Comment fait-on pour réintégrer le cannabis dans nos cultures, après des années d’interdiction ? Qu’est-ce qui fait que l’être humain réagit à la plante ? Comment cette ressource peut-elle amener des bienfaits en santé publique ? À quelques jours de la légalisation officielle, rarement le sujet aura été autant d’actualité. Et pour répondre aux questions qui se trouvent sur toutes les lèvres, François Olivier Hébert, chercheur à l’Université Laval, livrera une conférence, samedi, au Côté-Cour de Jonquière.

Pendant plus de deux heures, le spécialiste de l’Association québécoise des intervenants en cannabis médical (AQICM) parlera de la plante, de son histoire, de ses propriétés et de ses applications, en plus de répondre aux questions de l’auditoire. La conférence s’intitule « Considérations biologiques fondamentales et bases moléculaires de l’interaction physiologique entre la plante de cannabis et l’humain ». Spécialisé en biologie, François Olivier Hébert s’intéresse à la plante de façon sérieuse depuis 2011.

« Dès la première publication du génome du cannabis, je me suis aperçu de toute la complexité de la plante.

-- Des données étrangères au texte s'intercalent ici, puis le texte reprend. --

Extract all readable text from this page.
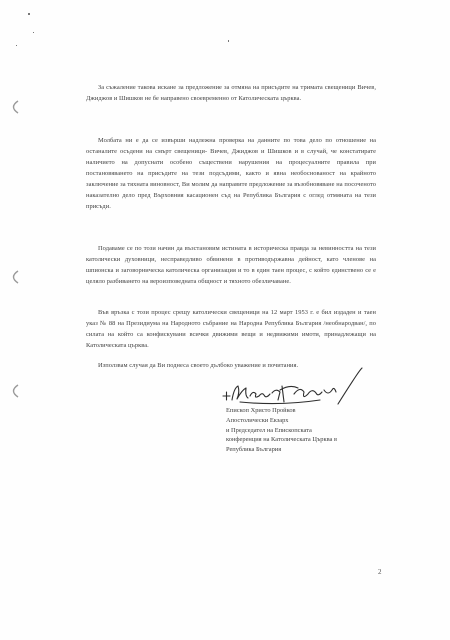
За съжаление такова искане за предложение за отмяна на присъдите на тримата свещеници Вичев, Джиджов и Шишков не бе направено своевременно от Католическата църква.

Молбата ни е да се извърши надлежна проверка на данните по това дело по отношение на останалите осъдени на смърт свещеници- Вичев, Джиджов и Шишков и в случай, че констатирате наличието на допуснати особено съществени нарушения на процесуалните правила при постановяването на присъдите на тези подсъдими, както и явна необоснованост на крайното заключение за тяхната виновност, Ви молим да направите предложение за възобновяване на посоченото наказателно дело пред Върховния касационен съд на Република България с оглед отмяната на тези присъди.

Подаваме се по този начин да възстановим истината в историческа правда за невинността на тези католически духовници, несправедливо обвинени в противодържавна дейност, като членове на шпионска и заговорническа католическа организация и то в един таен процес, с който единствено се е целяло разбиването на вероизповедната общност и тяхното обезличаване.

Във връзка с този процес срещу католически свещеници на 12 март 1953 г. е бил издаден и таен указ № 88 на Президиума на Народното събрание на Народна Република България /необнародван/, по силата на който са конфискувани всички движими вещи и недвижими имоти, принадлежащи на Католическата църква.

Използвам случая да Ви поднеса своето дълбоко уважение и почитания.

Епископ Христо Пройков
Апостолически Екзарх
и Председател на Епископската
конференция на Католическата Църква в
Република България
2
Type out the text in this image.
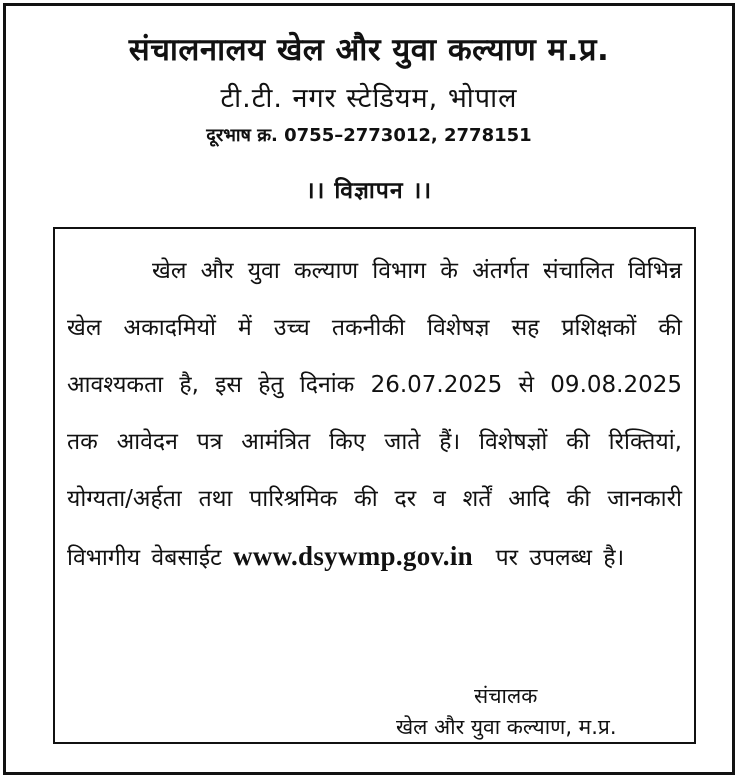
संचालनालय खेल और युवा कल्याण म.प्र.
टी.टी. नगर स्टेडियम, भोपाल
दूरभाष क्र. 0755–2773012, 2778151
।। विज्ञापन ।।
खेल और युवा कल्याण विभाग के अंतर्गत संचालित विभिन्न खेल अकादमियों में उच्च तकनीकी विशेषज्ञ सह प्रशिक्षकों की आवश्यकता है, इस हेतु दिनांक 26.07.2025 से 09.08.2025 तक आवेदन पत्र आमंत्रित किए जाते हैं। विशेषज्ञों की रिक्तियां, योग्यता/अर्हता तथा पारिश्रमिक की दर व शर्तें आदि की जानकारी विभागीय वेबसाईट www.dsywmp.gov.in पर उपलब्ध है।
संचालक
खेल और युवा कल्याण, म.प्र.
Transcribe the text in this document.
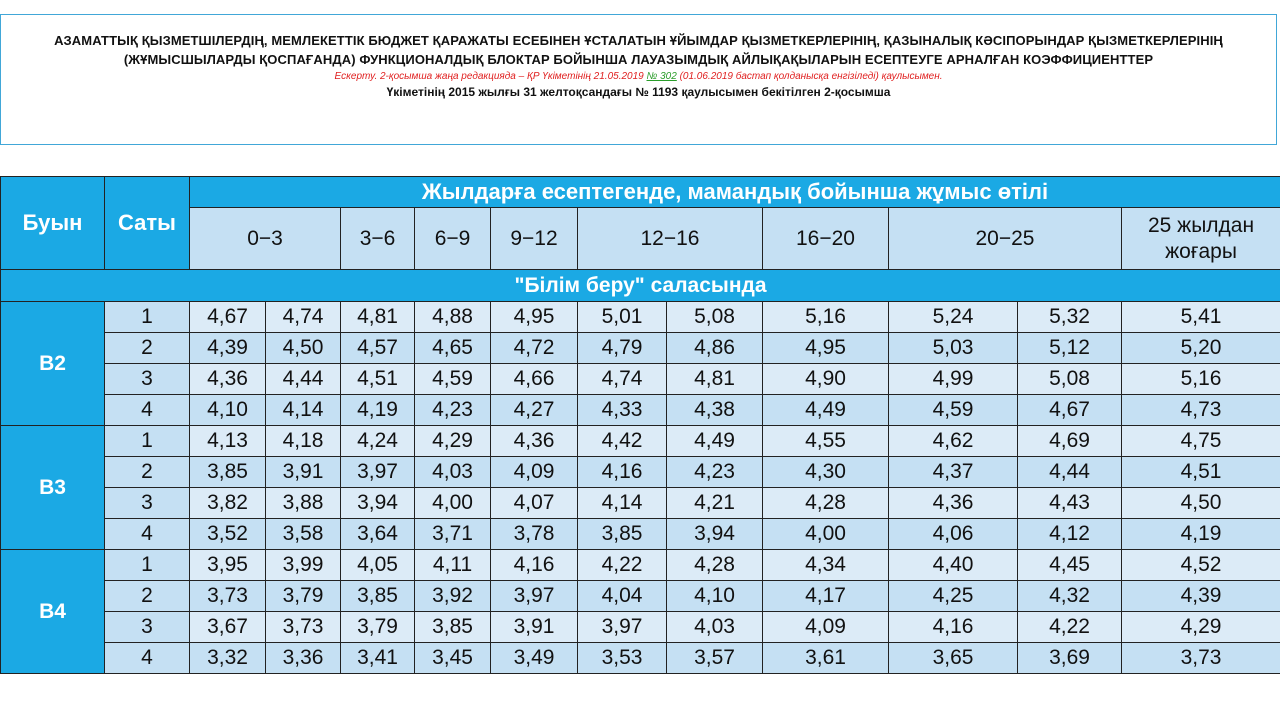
АЗАМАТТЫҚ ҚЫЗМЕТШІЛЕРДІҢ, МЕМЛЕКЕТТІК БЮДЖЕТ ҚАРАЖАТЫ ЕСЕБІНЕН ҰСТАЛАТЫН ҰЙЫМДАР ҚЫЗМЕТКЕРЛЕРІНІҢ, ҚАЗЫНАЛЫҚ КӘСІПОРЫНДАР ҚЫЗМЕТКЕРЛЕРІНІҢ (ЖҰМЫСШЫЛАРДЫ ҚОСПАҒАНДА) ФУНКЦИОНАЛДЫҚ БЛОКТАР БОЙЫНША ЛАУАЗЫМДЫҚ АЙЛЫҚАҚЫЛАРЫН ЕСЕПТЕУГЕ АРНАЛҒАН КОЭФФИЦИЕНТТЕР
Ескерту. 2-қосымша жаңа редакцияда – ҚР Үкіметінің 21.05.2019 № 302 (01.06.2019 бастап қолданысқа енгізіледі) қаулысымен.
Үкіметінің 2015 жылғы 31 желтоқсандағы № 1193 қаулысымен бекітілген 2-қосымша
Буын	Саты	Жылдарға есептегенде, мамандық бойынша жұмыс өтілі										
		0−3		3−6	6−9	9−12	12−16		16−20	20−25		25 жылдан жоғары
"Білім беру" саласында												
B2	1	4,67	4,74	4,81	4,88	4,95	5,01	5,08	5,16	5,24	5,32	5,41
	2	4,39	4,50	4,57	4,65	4,72	4,79	4,86	4,95	5,03	5,12	5,20
	3	4,36	4,44	4,51	4,59	4,66	4,74	4,81	4,90	4,99	5,08	5,16
	4	4,10	4,14	4,19	4,23	4,27	4,33	4,38	4,49	4,59	4,67	4,73
B3	1	4,13	4,18	4,24	4,29	4,36	4,42	4,49	4,55	4,62	4,69	4,75
	2	3,85	3,91	3,97	4,03	4,09	4,16	4,23	4,30	4,37	4,44	4,51
	3	3,82	3,88	3,94	4,00	4,07	4,14	4,21	4,28	4,36	4,43	4,50
	4	3,52	3,58	3,64	3,71	3,78	3,85	3,94	4,00	4,06	4,12	4,19
B4	1	3,95	3,99	4,05	4,11	4,16	4,22	4,28	4,34	4,40	4,45	4,52
	2	3,73	3,79	3,85	3,92	3,97	4,04	4,10	4,17	4,25	4,32	4,39
	3	3,67	3,73	3,79	3,85	3,91	3,97	4,03	4,09	4,16	4,22	4,29
	4	3,32	3,36	3,41	3,45	3,49	3,53	3,57	3,61	3,65	3,69	3,73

C’est une plante fascinante », fait valoir celui qui promet d’amener son sujet de façon artistique, théorique et scientifique, en utilisant une pléiade d’exemples.

« Le cannabis sativa coévolue avec les sociétés humaines depuis maintenant plus de 12 000 ans. L’ampleur de sa complexité biochimique n’a d’égale que la confusion et la disparité d’opinions qu’elle sème dans l’opinion publique. Dans un contexte de légalisation récréative imminente à l’échelle du Canada, comment peut-on utiliser les ressources et données scientifiques actuellement disponibles pour procéder à une utilisation adéquate et rationnelle de cette substance ? », peut-on lire en guise de résumé de la conférence sur la page Facebook de l’AQICM.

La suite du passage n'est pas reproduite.